Buzzwords im Check: Was ist 2018 besser geworden?

Von und

9. Teil: Agilität

Arbeit mit der Scrum-Methode
Getty Images/iStockphoto
Arbeit mit der Scrum-Methode

Das Versprechen: Die Welt wandelt sich immer schneller - nicht nur die deutsche Autoindustrie und der Einzelhandel haben schmerzvoll erfahren, dass sich Kundenwünsche, wichtige Technologien, gesetzliche Vorgaben und das Verhalten der Wettbewerber rasant verändern können. Was gestern noch als bewährte Strategie galt, führt morgen schon in eine Sackgasse: Nur wer flexibel und bereit ist, das scheinbar Bewährte stets neu in Frage zu stellen und notfalls zu zerstören (Buzzwort: Disruption, Baby), wird Erfolg haben. Agiles Management bedeutet auch, Hierarchien aufzubrechen und Verantwortung auf Teams zu übertragen, die Sinn und Zweck ihrer Arbeitsprozesse stets aufs Neue hinterfragen. Eine neue, aufregende Arbeitswelt - eigentlich.

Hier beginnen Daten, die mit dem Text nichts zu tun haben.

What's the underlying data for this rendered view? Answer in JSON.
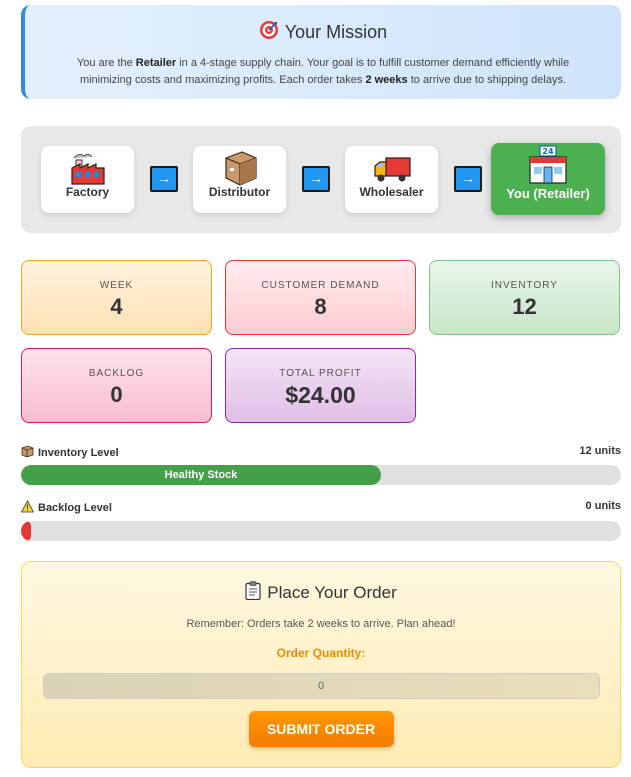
{
  "mission": {
    "title": "Your Mission",
    "icon": "target-icon",
    "text_1": "You are the ",
    "role": "Retailer",
    "text_2": " in a 4-stage supply chain. Your goal is to fulfill customer demand efficiently while minimizing costs and maximizing profits. Each order takes ",
    "delay": "2 weeks",
    "text_3": " to arrive due to shipping delays."
  },
  "chain": {
    "nodes": [
      {
        "label": "Factory",
        "icon": "factory-icon"
      },
      {
        "label": "Distributor",
        "icon": "package-icon"
      },
      {
        "label": "Wholesaler",
        "icon": "truck-icon"
      },
      {
        "label": "You (Retailer)",
        "icon": "store-icon"
      }
    ],
    "arrow": "→"
  },
  "stats": {
    "week": {
      "label": "WEEK",
      "value": "4"
    },
    "demand": {
      "label": "CUSTOMER DEMAND",
      "value": "8"
    },
    "inventory": {
      "label": "INVENTORY",
      "value": "12"
    },
    "backlog": {
      "label": "BACKLOG",
      "value": "0"
    },
    "profit": {
      "label": "TOTAL PROFIT",
      "value": "$24.00"
    }
  },
  "inventory_bar": {
    "label": "Inventory Level",
    "value_text": "12 units",
    "fill_text": "Healthy Stock",
    "fill_fraction": 0.6,
    "color": "#43a047"
  },
  "backlog_bar": {
    "label": "Backlog Level",
    "value_text": "0 units",
    "fill_fraction": 0.017,
    "color": "#e53935"
  },
  "order": {
    "title": "Place Your Order",
    "hint": "Remember: Orders take 2 weeks to arrive. Plan ahead!",
    "quantity_label": "Order Quantity:",
    "placeholder": "0",
    "submit_label": "SUBMIT ORDER"
  }
}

Die Realität: Es bewegt sich was in deutschen Unternehmen - doch keineswegs so rasch, wie sich Fans des agilen Managements dies wünschen. Bislang war Agilität vor allem eine Goldgrube für Berater, die mit großer Geste verunsicherten CEOs erklären, warum Agilität viel mehr als Flexibilität bedeutet und warum sie Kunden und Mitarbeiter viel stärker in ihre Gedanken einbeziehen müssen. Kunden, Konkurrenz und technischen Wandel im Blick zu behalten, scheint manchen Unternehmenslenkern keine ganz neue Idee. Und die alten Hierarchien im Unternehmen aufzubrechen und Verantwortung aufzuteilen, das ist für viele wirklich neu, aber auch, nun ja, etwas schmerzlich. Und damit keine Prio 1.